A pesar de todo hay esperanza, nos traía Sánchez una esperanza como radiofónica, como el Loco de la Colina en esos programas para camioneros y deprimidos insomnes y ceniceros llenos. Y hasta habló de “oportunidad histórica”, que es lo que suele traer, como se sabe, el fin del mundo. Después de esto saldremos más fuertes, más unidos y con las manos y los bolsillos más limpios. Sí, el coronavirus nos va a traer un “nuevo mundo”, nos decía, como el jefe de una secta de escopeta y sandalia.

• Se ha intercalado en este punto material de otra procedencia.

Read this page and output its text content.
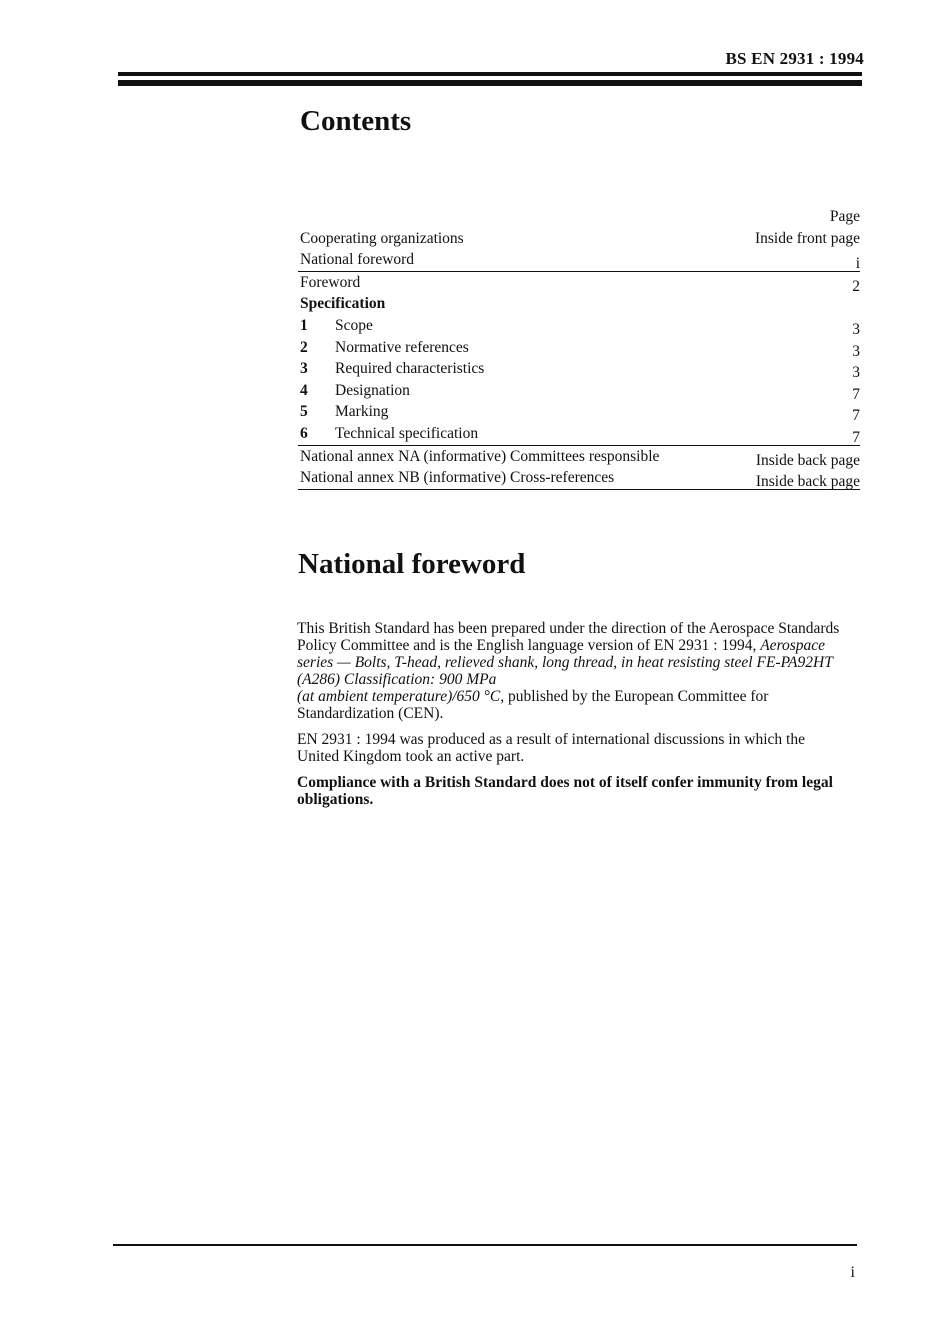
BS EN 2931 : 1994
Contents
Page
Cooperating organizations	Inside front page
National foreword	i
Foreword	2
Specification
1 Scope	3
2 Normative references	3
3 Required characteristics	3
4 Designation	7
5 Marking	7
6 Technical specification	7
National annex NA (informative) Committees responsible	Inside back page
National annex NB (informative) Cross-references	Inside back page
National foreword

This British Standard has been prepared under the direction of the Aerospace Standards Policy Committee and is the English language version of EN 2931 : 1994, Aerospace series — Bolts, T-head, relieved shank, long thread, in heat resisting steel FE-PA92HT (A286) Classification: 900 MPa
(at ambient temperature)/650 °C, published by the European Committee for Standardization (CEN).

EN 2931 : 1994 was produced as a result of international discussions in which the United Kingdom took an active part.

Compliance with a British Standard does not of itself confer immunity from legal obligations.

i
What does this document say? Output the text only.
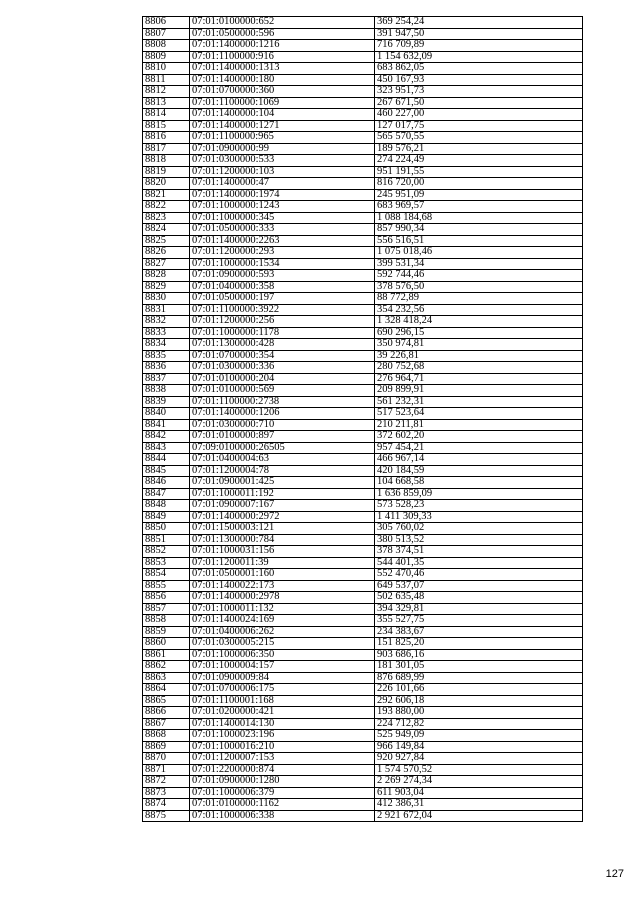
8806	07:01:0100000:652	369 254,24
8807	07:01:0500000:596	391 947,50
8808	07:01:1400000:1216	716 709,89
8809	07:01:1100000:916	1 154 632,09
8810	07:01:1400000:1313	683 862,05
8811	07:01:1400000:180	450 167,93
8812	07:01:0700000:360	323 951,73
8813	07:01:1100000:1069	267 671,50
8814	07:01:1400000:104	460 227,00
8815	07:01:1400000:1271	127 017,75
8816	07:01:1100000:965	565 570,55
8817	07:01:0900000:99	189 576,21
8818	07:01:0300000:533	274 224,49
8819	07:01:1200000:103	951 191,55
8820	07:01:1400000:47	816 720,00
8821	07:01:1400000:1974	245 951,09
8822	07:01:1000000:1243	683 969,57
8823	07:01:1000000:345	1 088 184,68
8824	07:01:0500000:333	857 990,34
8825	07:01:1400000:2263	556 516,51
8826	07:01:1200000:293	1 075 018,46
8827	07:01:1000000:1534	399 531,34
8828	07:01:0900000:593	592 744,46
8829	07:01:0400000:358	378 576,50
8830	07:01:0500000:197	88 772,89
8831	07:01:1100000:3922	354 232,56
8832	07:01:1200000:256	1 328 418,24
8833	07:01:1000000:1178	690 296,15
8834	07:01:1300000:428	350 974,81
8835	07:01:0700000:354	39 226,81
8836	07:01:0300000:336	280 752,68
8837	07:01:0100000:204	276 964,71
8838	07:01:0100000:569	209 899,91
8839	07:01:1100000:2738	561 232,31
8840	07:01:1400000:1206	517 523,64
8841	07:01:0300000:710	210 211,81
8842	07:01:0100000:897	372 602,20
8843	07:09:0100000:26505	957 454,21
8844	07:01:0400004:63	466 967,14
8845	07:01:1200004:78	420 184,59
8846	07:01:0900001:425	104 668,58
8847	07:01:1000011:192	1 636 859,09
8848	07:01:0900007:167	573 528,23
8849	07:01:1400000:2972	1 411 309,33
8850	07:01:1500003:121	305 760,02
8851	07:01:1300000:784	380 513,52
8852	07:01:1000031:156	378 374,51
8853	07:01:1200011:39	544 401,35
8854	07:01:0500001:160	552 470,46
8855	07:01:1400022:173	649 537,07
8856	07:01:1400000:2978	502 635,48
8857	07:01:1000011:132	394 329,81
8858	07:01:1400024:169	355 527,75
8859	07:01:0400006:262	234 383,67
8860	07:01:0300005:215	151 825,20
8861	07:01:1000006:350	903 686,16
8862	07:01:1000004:157	181 301,05
8863	07:01:0900009:84	876 689,99
8864	07:01:0700006:175	226 101,66
8865	07:01:1100001:168	292 606,18
8866	07:01:0200000:421	193 880,00
8867	07:01:1400014:130	224 712,82
8868	07:01:1000023:196	525 949,09
8869	07:01:1000016:210	966 149,84
8870	07:01:1200007:153	920 927,84
8871	07:01:2200000:874	1 574 570,52
8872	07:01:0900000:1280	2 269 274,34
8873	07:01:1000006:379	611 903,04
8874	07:01:0100000:1162	412 386,31
8875	07:01:1000006:338	2 921 672,04
127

Sánchez nunca fue un estadista, sólo es un surfista que liga en la política de playa de nuestros españolitos de playa. Pero, ah, si se junta con un poeta medieval persa es otra cosa. “Tendremos que devolverle la vida al mundo que nos espera al otro lado de las ventanas”. Sí, “a la primavera congelada por el azote del virus”. Y “cortar las ramas secas y retomar el rumbo donde lo dejamos”. Claro que sí, ¡oh, capitán, mi capitán! Es lo que pasa cuando un político se mira a los ojos con un poeta persa, muerto como un poeta muerto. El presidente, ahora, persigue al virus, y a nosotros, al grito de ¡carpe diem! y a varazos líricos de cerezo en flor.